Diocese of Myitkyina
Myitkyina (Fides) – Die Einweihung einer neuen Kirche und einer Lourdesgrotte ist ein besonderes Ereignis in der Diözese Myitkyina, der Hauptstadt des Bundesstaates Kachin im Norden Myanmars. Im andauernden Bürgerkrieg ist das umliegende Gebiet Schauplatz gewaltsamer Auseinandersetzungen zwischen der regulären Armee und den ethnischen Milizen der Kachin, unter denen die Zivilbevölkerung stark leidet und die Zahl der Vertriebenen stetig zunimmt.

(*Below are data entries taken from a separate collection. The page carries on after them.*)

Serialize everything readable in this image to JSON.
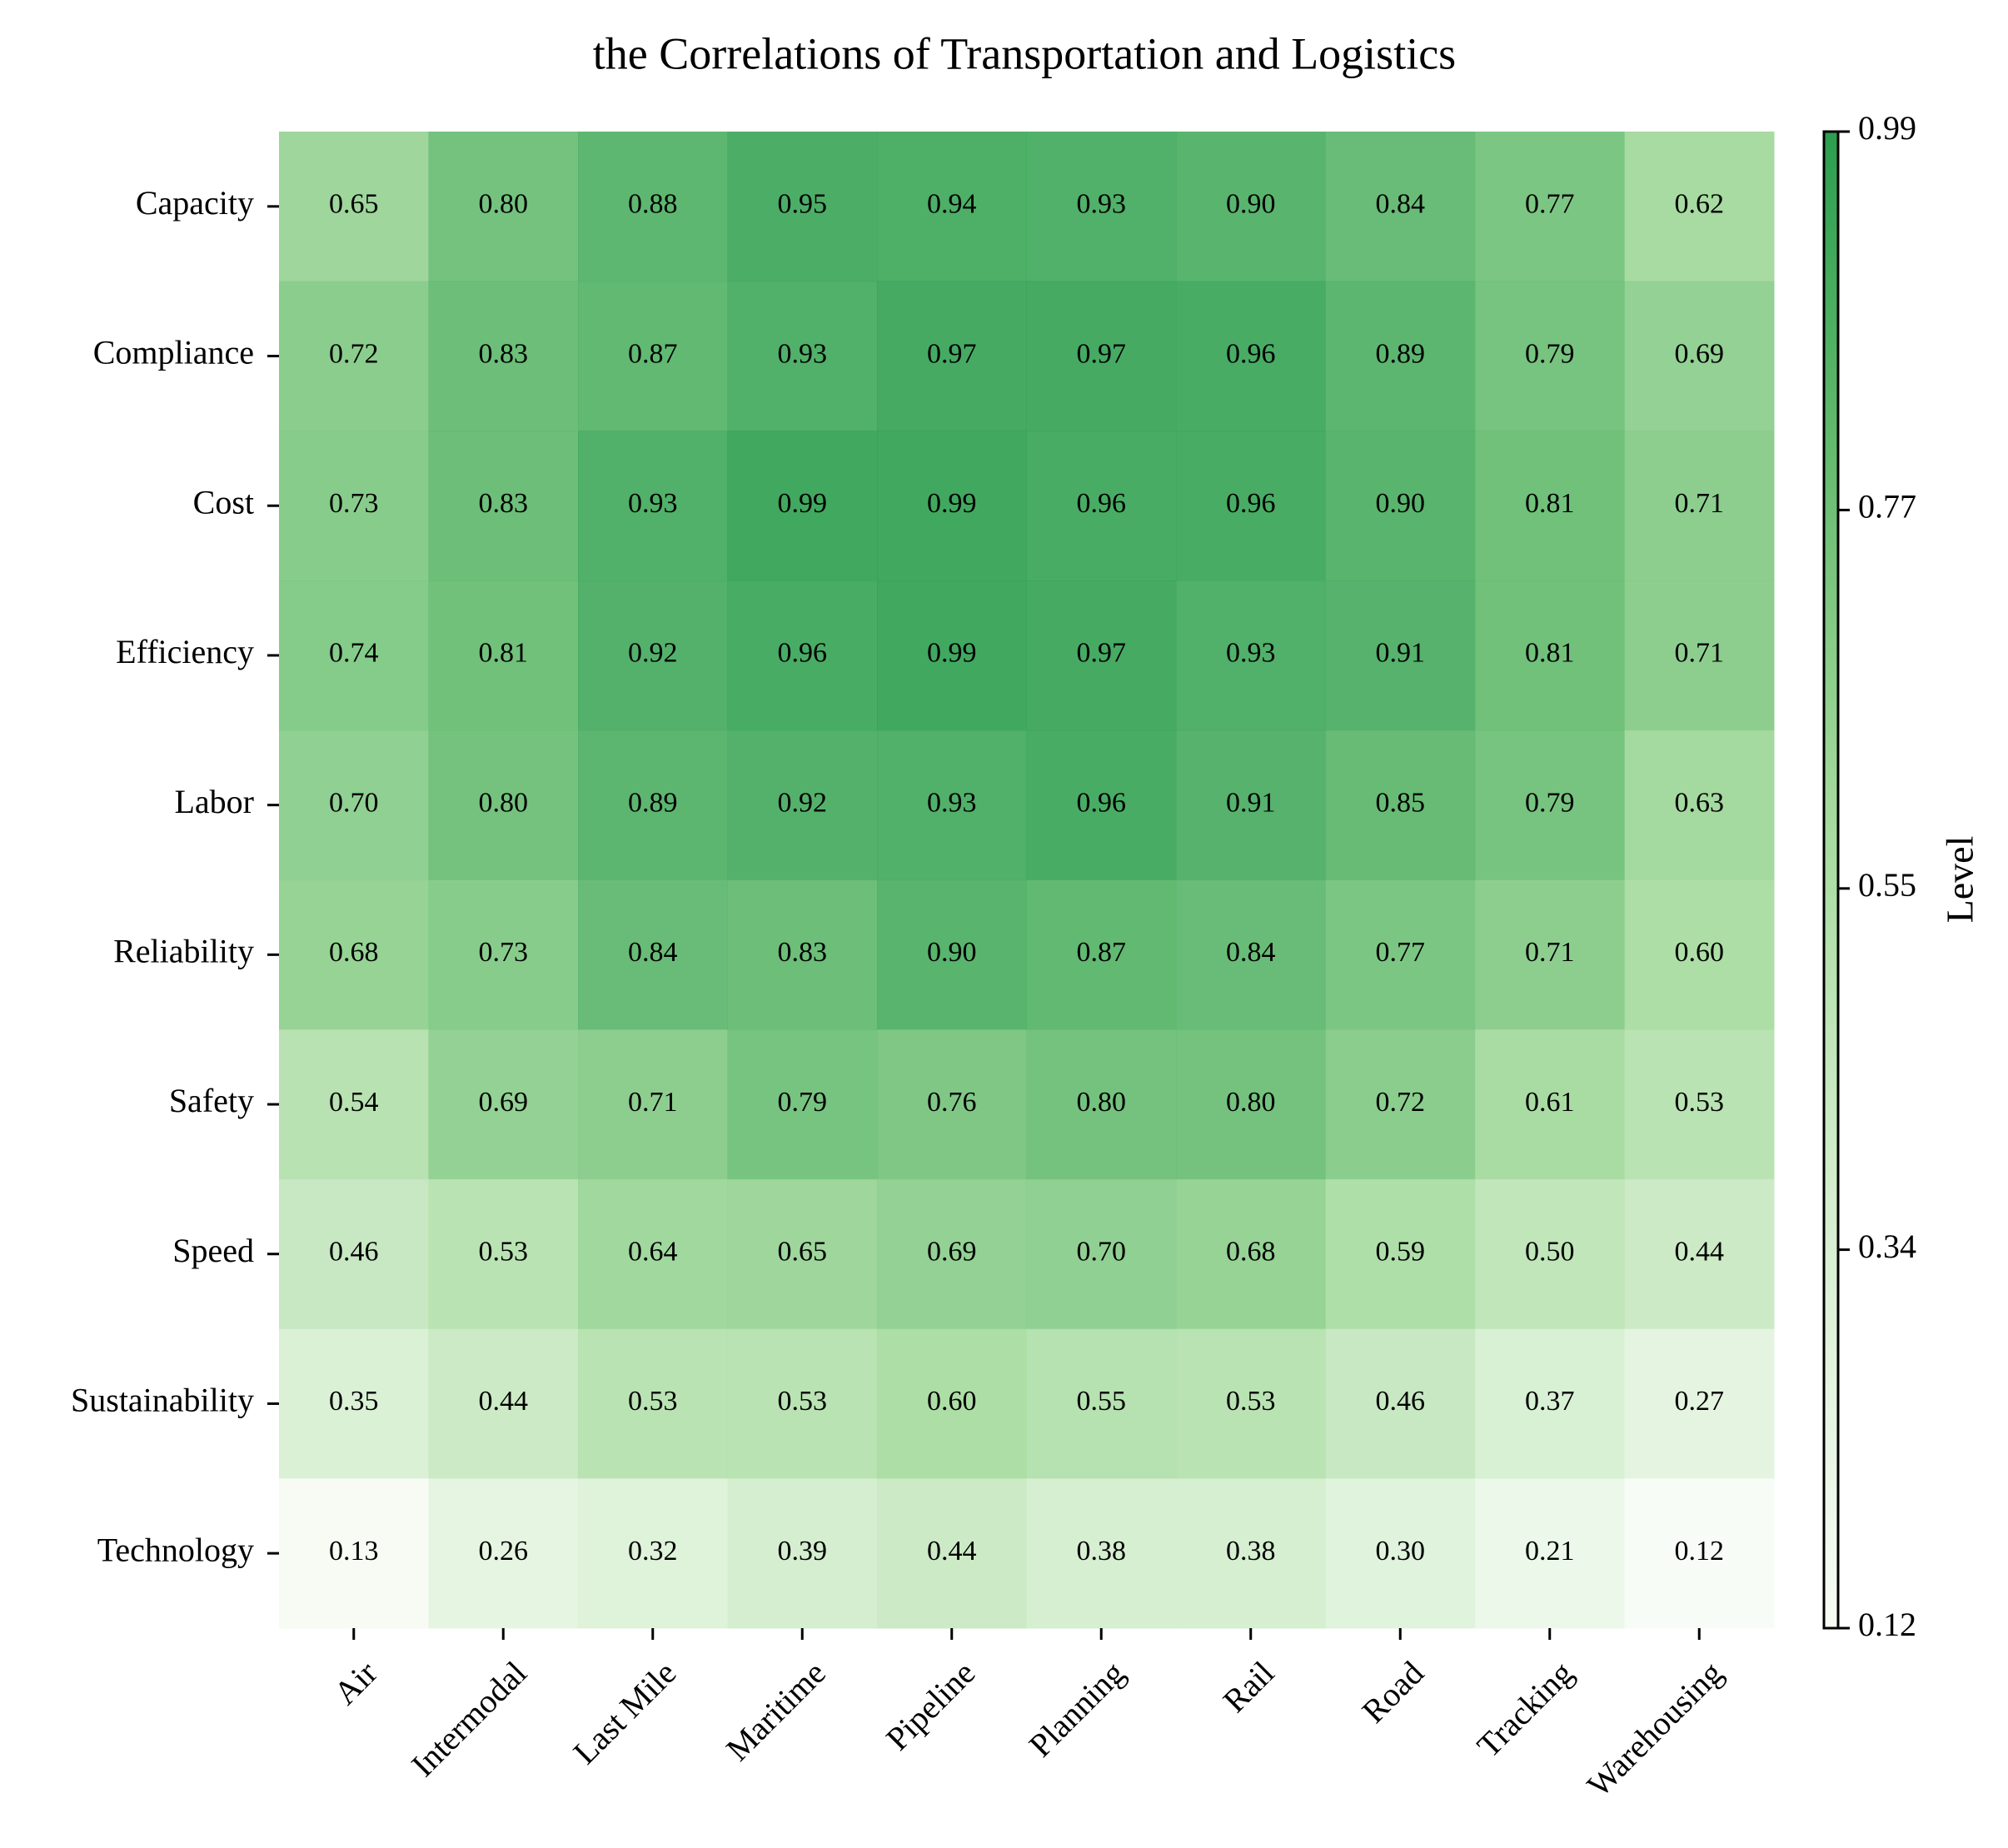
{
  "chart_data": {
    "type": "heatmap",
    "title": "the Correlations of Transportation and Logistics",
    "rows": [
      "Capacity",
      "Compliance",
      "Cost",
      "Efficiency",
      "Labor",
      "Reliability",
      "Safety",
      "Speed",
      "Sustainability",
      "Technology"
    ],
    "columns": [
      "Air",
      "Intermodal",
      "Last Mile",
      "Maritime",
      "Pipeline",
      "Planning",
      "Rail",
      "Road",
      "Tracking",
      "Warehousing"
    ],
    "values": [
      [
        0.65,
        0.8,
        0.88,
        0.95,
        0.94,
        0.93,
        0.9,
        0.84,
        0.77,
        0.62
      ],
      [
        0.72,
        0.83,
        0.87,
        0.93,
        0.97,
        0.97,
        0.96,
        0.89,
        0.79,
        0.69
      ],
      [
        0.73,
        0.83,
        0.93,
        0.99,
        0.99,
        0.96,
        0.96,
        0.9,
        0.81,
        0.71
      ],
      [
        0.74,
        0.81,
        0.92,
        0.96,
        0.99,
        0.97,
        0.93,
        0.91,
        0.81,
        0.71
      ],
      [
        0.7,
        0.8,
        0.89,
        0.92,
        0.93,
        0.96,
        0.91,
        0.85,
        0.79,
        0.63
      ],
      [
        0.68,
        0.73,
        0.84,
        0.83,
        0.9,
        0.87,
        0.84,
        0.77,
        0.71,
        0.6
      ],
      [
        0.54,
        0.69,
        0.71,
        0.79,
        0.76,
        0.8,
        0.8,
        0.72,
        0.61,
        0.53
      ],
      [
        0.46,
        0.53,
        0.64,
        0.65,
        0.69,
        0.7,
        0.68,
        0.59,
        0.5,
        0.44
      ],
      [
        0.35,
        0.44,
        0.53,
        0.53,
        0.6,
        0.55,
        0.53,
        0.46,
        0.37,
        0.27
      ],
      [
        0.13,
        0.26,
        0.32,
        0.39,
        0.44,
        0.38,
        0.38,
        0.3,
        0.21,
        0.12
      ]
    ],
    "value_format": "2 decimals",
    "colorbar": {
      "label": "Level",
      "min": 0.12,
      "max": 0.99,
      "ticks": [
        "0.12",
        "0.34",
        "0.55",
        "0.77",
        "0.99"
      ],
      "color_low": "#f7fcf5",
      "color_high": "#2c9e4f"
    },
    "grid": false
  }
}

Vor diesem Hintergrund hat der Bau und die Eröffnung eines Gotteshauses für die katholischen Gläubigen am 13. Januar dieses Jahres eine besondere Bedeutung: Er unterstreicht, dass „die Gläubigen in Zeiten der Krise und der Not dazu aufgerufen sind, eine Gemeinschaft lebendiger Steine zu sein, wie es der Apostel Petrus in seinem ersten Brief sagt”, so der Bischof von Myitkyina, John Mung Ngawn La Sam, als er die neue Kirche „St. Johannes“ im Stadtteil Takkone Htoi San in der Hauptstadt Myitkyina segnete. Die neue Kirche war notwendig geworden, da die lokale katholische Gemeinde in der Diözese, die insgesamt über 95.000 Gläubige zählt, erheblich gewachsen war.
An der Veranstaltung nahmen Kardinal Charles Bo, Bischof Noel Saw Naw Aye, Bischof Francis Than Htun und Bischof Raymond Wai Lin Htun, die drei Weihbischöfe der Erzdiözese Yangon, sowie zahlreiche Gläubige teil.

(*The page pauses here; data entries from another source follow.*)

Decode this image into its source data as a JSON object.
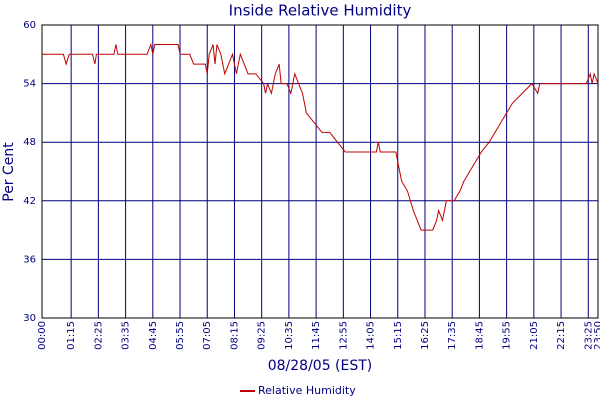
{
  "chart_data": {
    "type": "line",
    "title": "Inside Relative Humidity",
    "x_label": "08/28/05 (EST)",
    "y_label": "Per Cent",
    "xlim": [
      0,
      1430
    ],
    "ylim": [
      30,
      60
    ],
    "xticks": [
      {
        "value": 0,
        "label": "00:00"
      },
      {
        "value": 75,
        "label": "01:15"
      },
      {
        "value": 145,
        "label": "02:25"
      },
      {
        "value": 215,
        "label": "03:35"
      },
      {
        "value": 285,
        "label": "04:45"
      },
      {
        "value": 355,
        "label": "05:55"
      },
      {
        "value": 425,
        "label": "07:05"
      },
      {
        "value": 495,
        "label": "08:15"
      },
      {
        "value": 565,
        "label": "09:25"
      },
      {
        "value": 635,
        "label": "10:35"
      },
      {
        "value": 705,
        "label": "11:45"
      },
      {
        "value": 775,
        "label": "12:55"
      },
      {
        "value": 845,
        "label": "14:05"
      },
      {
        "value": 915,
        "label": "15:15"
      },
      {
        "value": 985,
        "label": "16:25"
      },
      {
        "value": 1055,
        "label": "17:35"
      },
      {
        "value": 1125,
        "label": "18:45"
      },
      {
        "value": 1195,
        "label": "19:55"
      },
      {
        "value": 1265,
        "label": "21:05"
      },
      {
        "value": 1335,
        "label": "22:15"
      },
      {
        "value": 1405,
        "label": "23:25"
      },
      {
        "value": 1430,
        "label": "23:50"
      }
    ],
    "yticks": [
      30,
      36,
      42,
      48,
      54,
      60
    ],
    "grid": true,
    "x": [
      0,
      40,
      55,
      62,
      70,
      130,
      136,
      140,
      185,
      190,
      195,
      270,
      280,
      285,
      290,
      300,
      350,
      355,
      380,
      390,
      420,
      425,
      430,
      440,
      445,
      450,
      460,
      470,
      480,
      490,
      500,
      510,
      520,
      530,
      550,
      570,
      575,
      580,
      590,
      600,
      610,
      615,
      630,
      640,
      650,
      660,
      670,
      680,
      700,
      720,
      740,
      760,
      780,
      820,
      860,
      865,
      870,
      910,
      915,
      925,
      940,
      955,
      965,
      975,
      1005,
      1015,
      1020,
      1030,
      1040,
      1060,
      1075,
      1085,
      1100,
      1115,
      1130,
      1150,
      1165,
      1180,
      1195,
      1210,
      1235,
      1260,
      1275,
      1280,
      1320,
      1360,
      1400,
      1410,
      1415,
      1420,
      1430
    ],
    "series": [
      {
        "name": "Relative Humidity",
        "color": "#c00000",
        "values": [
          57,
          57,
          57,
          56,
          57,
          57,
          56,
          57,
          57,
          58,
          57,
          57,
          58,
          57,
          58,
          58,
          58,
          57,
          57,
          56,
          56,
          55,
          57,
          58,
          56,
          58,
          57,
          55,
          56,
          57,
          55,
          57,
          56,
          55,
          55,
          54,
          53,
          54,
          53,
          55,
          56,
          54,
          54,
          53,
          55,
          54,
          53,
          51,
          50,
          49,
          49,
          48,
          47,
          47,
          47,
          48,
          47,
          47,
          46,
          44,
          43,
          41,
          40,
          39,
          39,
          40,
          41,
          40,
          42,
          42,
          43,
          44,
          45,
          46,
          47,
          48,
          49,
          50,
          51,
          52,
          53,
          54,
          53,
          54,
          54,
          54,
          54,
          55,
          54,
          55,
          54
        ]
      }
    ]
  }
}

In seiner Ansprache an die Gläubigen erinnerte Kardinal Bo an die spirituelle Bedeutung der neuen Kirche, die dem Heiligen Johannes dem Evangelisten geweiht ist, und erinnerte daran, dass „die wahre Kirche aus dem Volk Gottes besteht, das im Licht des Herrn wandelt“. Er beschrieb die neue Kirche als „ein zukünftiges Haus des Gebets, des Trostes und der Vergebung und einen Ort, von dem aus die Gemeinde ausgesandt wird, um das Evangelium zu verkünden“. „Die Mauern der Kirche“, so der Kardinal, „dienen nicht dazu, die Gemeinde einzuschränken, sondern sie zu schützen und zu nähren, damit sie Zeugin der Liebe, des Friedens und der Gerechtigkeit in der Welt sein kann“.

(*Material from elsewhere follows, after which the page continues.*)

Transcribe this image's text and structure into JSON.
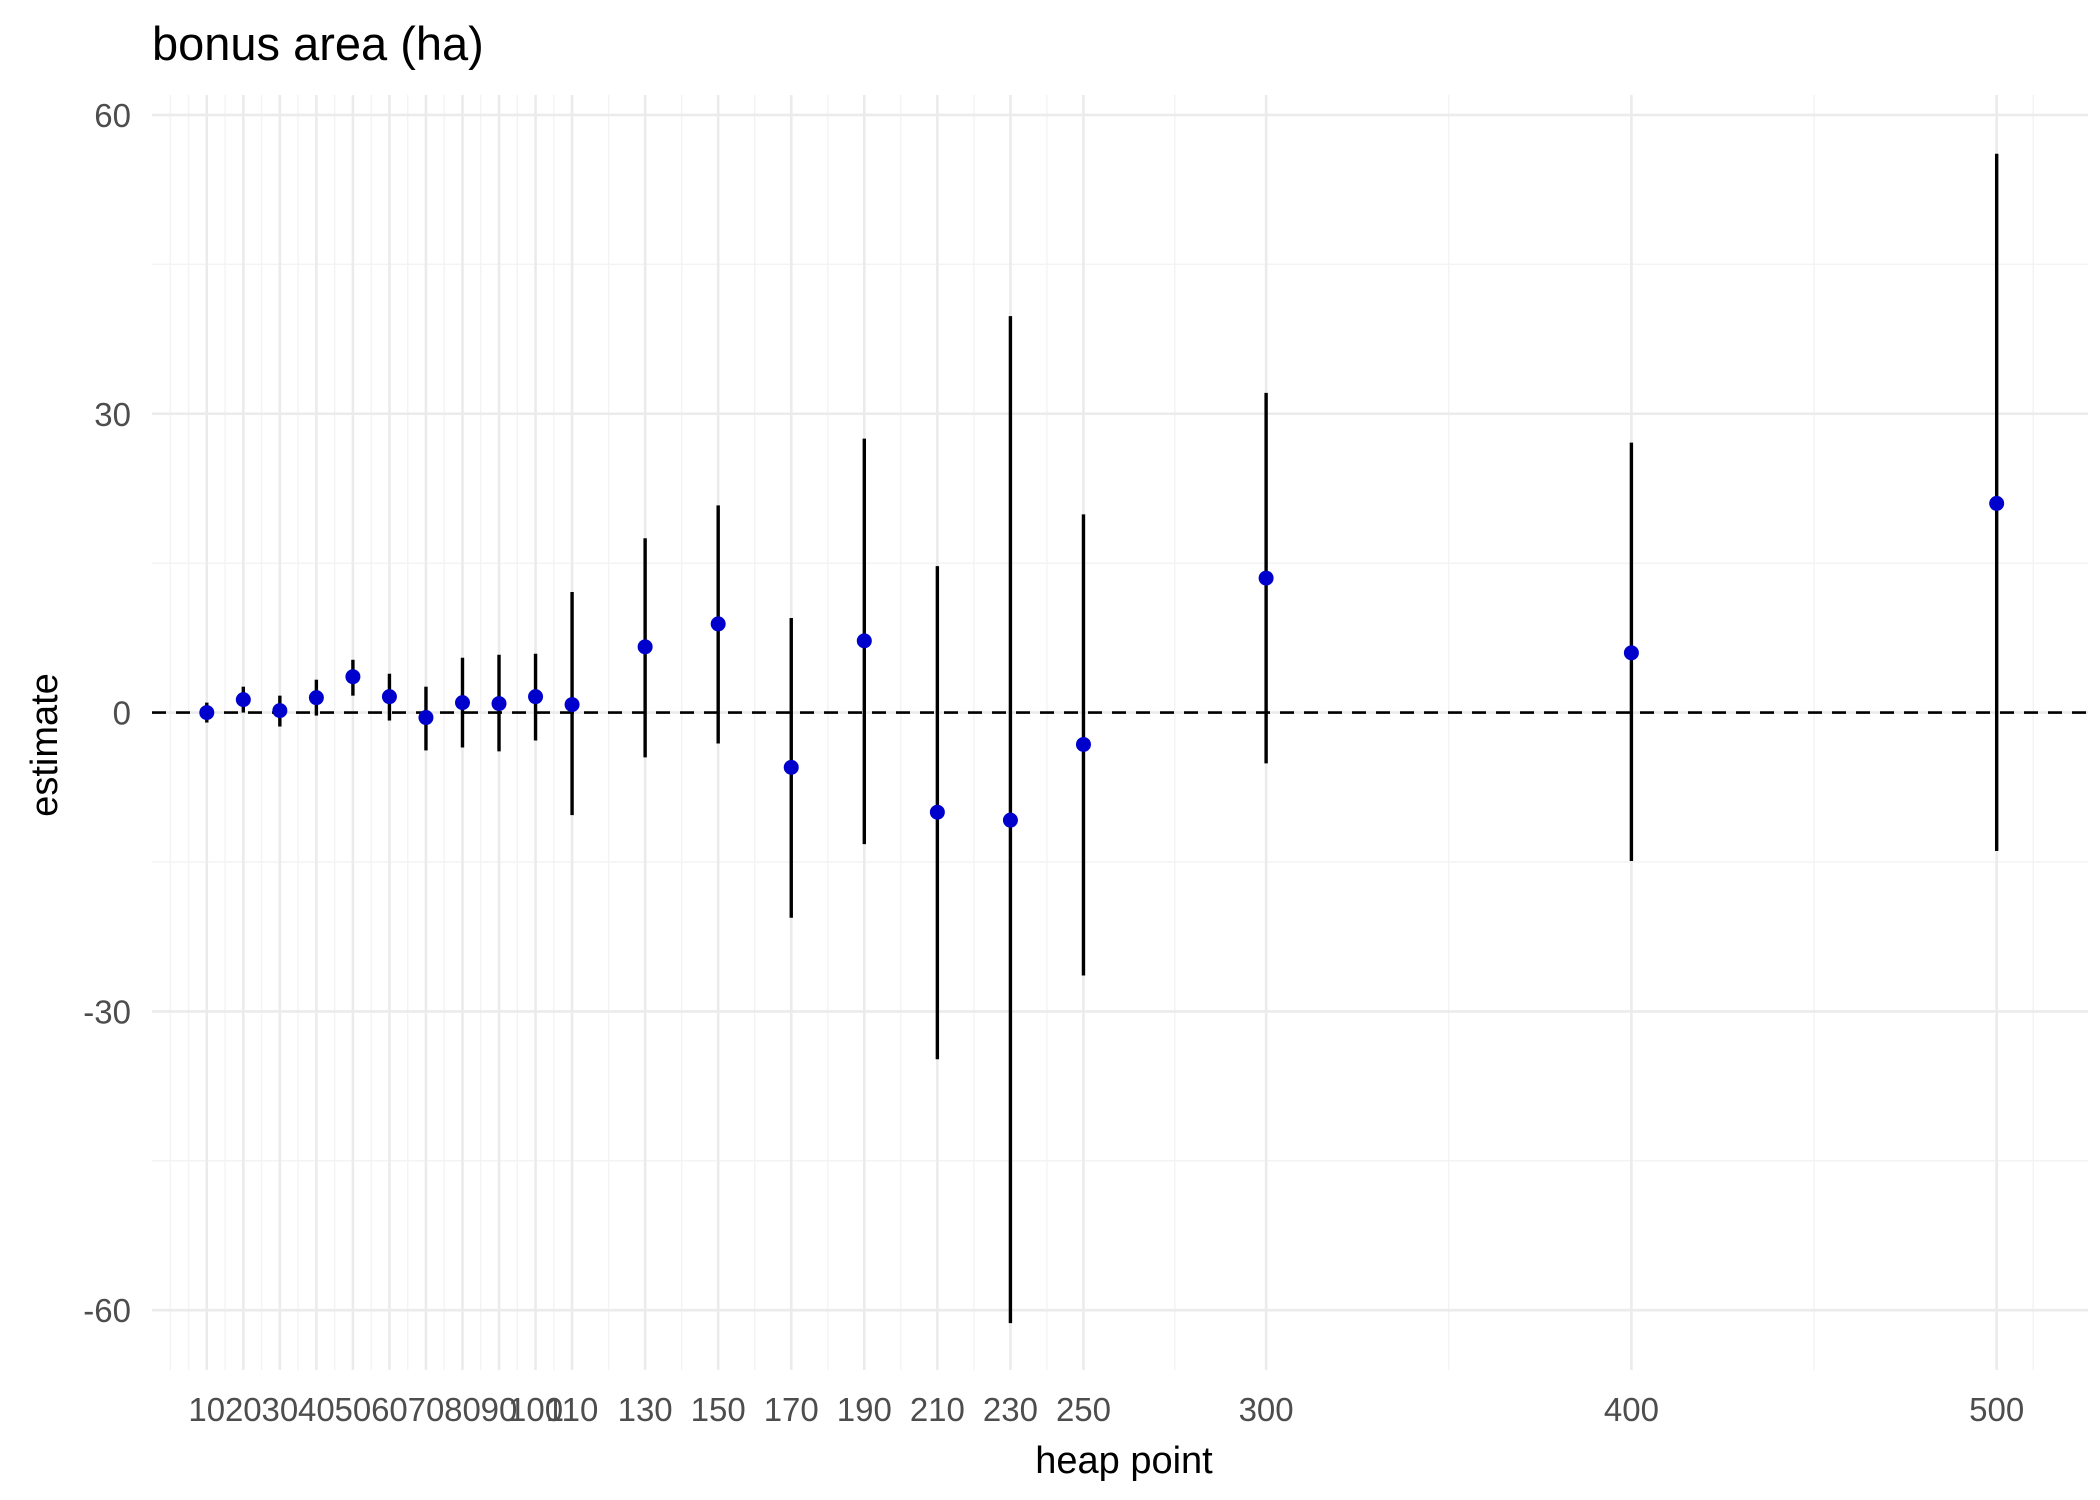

Die Gemeinde Htoi San besteht aus 154 katholischen Familien mit insgesamt 902 Gläubigen, die von zwei Katecheten betreut werden. Die Kirche des heiligen Johannes und die Lourdesgrotte, wo sich die Gläubigen zum Rosenkranzgebet versammeln, um Schutz der Jungfrau zu erbitten, „sind konkrete Symbole eines Glaubens, der im Konflikt lebendig bleibt, während das Volk der Kachin für Gerechtigkeit und Frieden kämpft“, schloss Bischof La Sam.
Wie Beobachter aus der Region berichten, organisieren die Kachin-Familien, die sich in einer akuten sozialen Krise befinden, regelmäßig Gebetstreffen in ihren Häusern, um sich gegenseitig zu unterstützen und den Glauben im Alltag aufrechtzuerhalten. „Dabei werden Dankgebete gesprochen und Bitten um Wohlstand, Gesundheit und Frieden zum Ausdruck gebracht. Man widmet sich Gebeten, Lobgesängen, dem Lesen des Evangeliums und dem Austausch über die eigenen Gedanken zu den Lesungen. Manchmal wird der Rosenkranz gebetet. Es sind spirituell sehr intensive und fruchtbare Momente, um die Hoffnung am Leben zu erhalten“, berichtet Michael Javier, ein Laienmissionar von St. Columban in Myanmar.